The whole complex is definitely worth a visit. Being just the most renown structure, Navan Fort has got an adjacent visitor centre, with a good exhibition, explaining the site and the whole complex of Navan Fort, Haughey’s Fort and the King’s Stables, and the landscape around it. We thank the staff for their support during our stay and also the cafe in the centre was of great help in the first frosty mornings in the fields 🙂 .
The enclosure has 6.3ha in size and surrounds a prominent domed hilltop. The enclosing elements comprise an internal ditch (5.5m deep and over 8m in width) and external bank (13m wide and 3m high). Excavations and analyses indicate that the primary usage of the complex was in the late Iron Age.
We arrived with the RGK 14-Sensor magnetometry device at 27th of September and had 2 days for a test survey in some of the fields surrounding Navan Fort.
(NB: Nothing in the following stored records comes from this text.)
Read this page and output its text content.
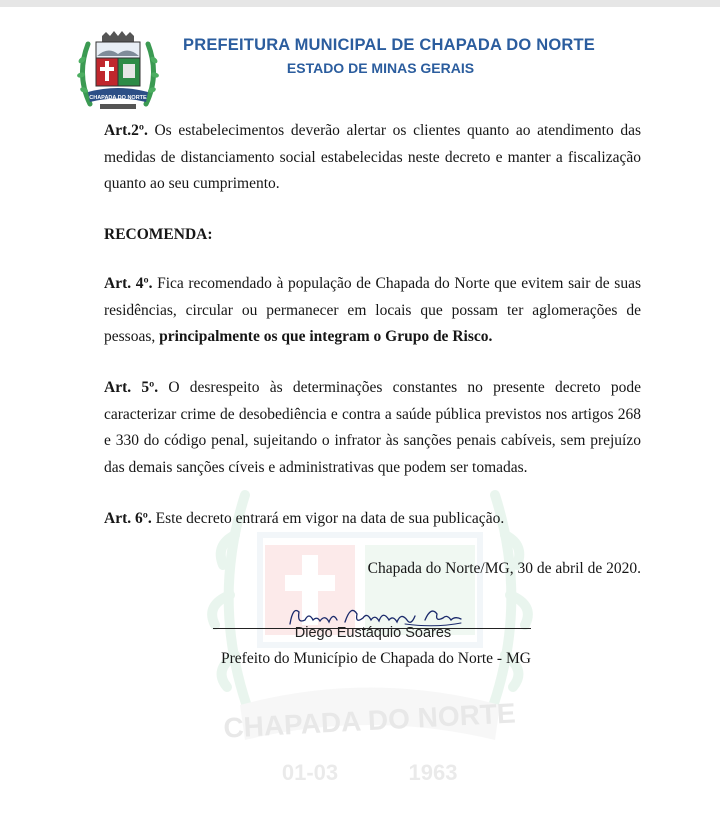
CHAPADA DO NORTE
01-03	1963
CHAPADA DO NORTE
PREFEITURA MUNICIPAL DE CHAPADA DO NORTE
ESTADO DE MINAS GERAIS
Art.2º. Os estabelecimentos deverão alertar os clientes quanto ao atendimento das medidas de distanciamento social estabelecidas neste decreto e manter a fiscalização quanto ao seu cumprimento.
RECOMENDA:
Art. 4º. Fica recomendado à população de Chapada do Norte que evitem sair de suas residências, circular ou permanecer em locais que possam ter aglomerações de pessoas, principalmente os que integram o Grupo de Risco.
Art. 5º. O desrespeito às determinações constantes no presente decreto pode caracterizar crime de desobediência e contra a saúde pública previstos nos artigos 268 e 330 do código penal, sujeitando o infrator às sanções penais cabíveis, sem prejuízo das demais sanções cíveis e administrativas que podem ser tomadas.
Art. 6º. Este decreto entrará em vigor na data de sua publicação.
Chapada do Norte/MG, 30 de abril de 2020.
Diego Eustáquio Soares
Prefeito do Município de Chapada do Norte - MG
Dr Patrick Gleeson and Dr James O’Driscoll complemented our work with resistivity measurements.
The results of our measurements were rewarding: amongst other things, we detected a new circular enclosure on the hilltop immediately west of Navan Fort and a probably early medieval cemetery settlement in the south.
Further analysis will shed light on further anomalies and structures we found in the imagery. Our go thanks go to all the people who supported our survey, especially to all the landowners who let us rove around their fields, as well as to the patient car drivers who had to wait during our transfers of the bulky device from one field to the next. We hope to see you all again next year.